Beulah is a new take on a musical. That's what you need to know, first and foremost. Beulah is a new take.
Grab folk music, add a sprinkling of William Blake, a healthy dose of storytelling and some incredibly puppetry (that defies all the 'rules' of using puppets) and you'll be close. The result of this little potion is a fantastical, emotionally intense rollercoaster of a production, that breathes profoundly fresh ideas into everything you thought you knew about life.
The average 80 year old has slept for 23.3 years, or so our hosts Ed and Jim tell us. Within those two timeframes, we quantify everything - days, hours, minutes, seconds... Everything, and, as Jim and Ed explain, we can look at life so differently. In taking two stories - one featuring everyday people, one featuring lions, kings and queens - Alexander Wright's Blake inspired, new piece of theatre, takes you on the most mystical of journeys. Voiceovers, items of clothing, instruments you've never heard of - they all combine to create a whole new world that you'll wish you'd always experienced.

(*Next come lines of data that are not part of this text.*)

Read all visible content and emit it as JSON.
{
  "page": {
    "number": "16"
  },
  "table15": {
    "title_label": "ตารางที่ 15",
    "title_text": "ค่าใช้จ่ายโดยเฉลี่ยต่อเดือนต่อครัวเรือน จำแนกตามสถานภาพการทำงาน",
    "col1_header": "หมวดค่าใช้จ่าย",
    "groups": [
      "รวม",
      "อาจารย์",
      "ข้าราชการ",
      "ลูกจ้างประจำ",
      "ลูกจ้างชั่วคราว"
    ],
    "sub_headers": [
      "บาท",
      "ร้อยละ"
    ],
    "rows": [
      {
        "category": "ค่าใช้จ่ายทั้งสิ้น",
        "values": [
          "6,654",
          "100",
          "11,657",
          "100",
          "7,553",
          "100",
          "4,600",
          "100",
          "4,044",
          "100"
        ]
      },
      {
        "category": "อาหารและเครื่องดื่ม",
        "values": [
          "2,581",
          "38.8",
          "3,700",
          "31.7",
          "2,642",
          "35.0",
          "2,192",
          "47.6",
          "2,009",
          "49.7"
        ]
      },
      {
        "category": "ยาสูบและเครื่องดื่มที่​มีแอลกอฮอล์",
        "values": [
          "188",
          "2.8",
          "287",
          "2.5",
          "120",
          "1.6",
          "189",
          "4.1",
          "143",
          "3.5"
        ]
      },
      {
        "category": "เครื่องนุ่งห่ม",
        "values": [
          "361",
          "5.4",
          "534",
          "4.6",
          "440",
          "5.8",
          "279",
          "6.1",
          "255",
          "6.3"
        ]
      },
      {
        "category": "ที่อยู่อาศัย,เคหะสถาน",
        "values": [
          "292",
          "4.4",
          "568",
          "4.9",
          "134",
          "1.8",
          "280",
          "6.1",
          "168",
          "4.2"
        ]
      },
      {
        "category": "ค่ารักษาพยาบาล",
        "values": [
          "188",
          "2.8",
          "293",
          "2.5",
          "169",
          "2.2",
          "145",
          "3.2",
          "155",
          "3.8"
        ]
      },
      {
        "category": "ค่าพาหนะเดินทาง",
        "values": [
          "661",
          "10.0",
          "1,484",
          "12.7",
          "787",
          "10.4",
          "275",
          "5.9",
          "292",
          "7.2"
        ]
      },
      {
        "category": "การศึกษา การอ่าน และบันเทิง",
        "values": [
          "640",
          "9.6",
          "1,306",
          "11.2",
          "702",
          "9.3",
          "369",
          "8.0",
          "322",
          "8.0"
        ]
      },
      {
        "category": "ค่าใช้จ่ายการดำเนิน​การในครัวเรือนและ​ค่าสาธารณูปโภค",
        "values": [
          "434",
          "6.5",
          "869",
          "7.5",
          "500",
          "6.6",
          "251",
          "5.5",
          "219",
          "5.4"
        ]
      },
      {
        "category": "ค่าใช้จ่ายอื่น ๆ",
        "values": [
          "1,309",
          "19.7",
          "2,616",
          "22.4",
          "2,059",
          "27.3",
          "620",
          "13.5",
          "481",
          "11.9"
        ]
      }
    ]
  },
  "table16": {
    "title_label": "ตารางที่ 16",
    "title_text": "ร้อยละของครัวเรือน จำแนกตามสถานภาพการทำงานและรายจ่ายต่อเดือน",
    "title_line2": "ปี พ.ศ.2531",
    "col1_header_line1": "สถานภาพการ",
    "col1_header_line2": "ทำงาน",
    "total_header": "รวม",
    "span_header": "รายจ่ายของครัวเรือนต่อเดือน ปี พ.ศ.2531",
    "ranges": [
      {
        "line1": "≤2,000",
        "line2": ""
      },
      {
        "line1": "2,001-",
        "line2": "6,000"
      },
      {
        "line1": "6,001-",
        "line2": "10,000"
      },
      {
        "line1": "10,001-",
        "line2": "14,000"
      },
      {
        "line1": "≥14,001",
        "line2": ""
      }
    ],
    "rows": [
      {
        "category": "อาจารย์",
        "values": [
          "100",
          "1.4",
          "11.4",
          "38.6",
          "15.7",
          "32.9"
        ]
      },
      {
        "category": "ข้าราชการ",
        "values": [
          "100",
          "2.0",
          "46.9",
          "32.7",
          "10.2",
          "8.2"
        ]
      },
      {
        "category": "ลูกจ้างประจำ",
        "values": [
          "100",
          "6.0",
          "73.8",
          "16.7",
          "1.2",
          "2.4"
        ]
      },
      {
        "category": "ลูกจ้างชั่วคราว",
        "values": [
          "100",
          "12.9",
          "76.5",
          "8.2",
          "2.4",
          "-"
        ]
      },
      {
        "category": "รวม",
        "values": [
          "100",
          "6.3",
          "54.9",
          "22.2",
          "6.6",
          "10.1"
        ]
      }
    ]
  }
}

Musically, the show cannot be faulted. Mixing a variety of folk styles - familiar and not - the musicianship on display is magnificent. Tom Bellerby's direction too is subtle but exactly what the show needs - it gives order to disorder, sense to the nonsensical. The combination of talents that has culminated in this production shouldn't be sniffed at, and at its peak, they combine to make a truly beautiful piece of theatre.
Highlights cannot be separated. At each stage of the musical, I found myself questioning whether it could get any better. From the first few songs, to the chemistry between Jim and Ed, to the puppet-based movement sequence, this is a Titan of a show consistently building on and improving on what has gone before it.
So yes, this is a new take on a musical. Everything you expected, everything you wanted - it won't be given to you. Everything you didn't know you needed: that's what you'll be given. Beulah takes you on an incredible journey, and it is not one that can be explained, it's one that needs to be experienced.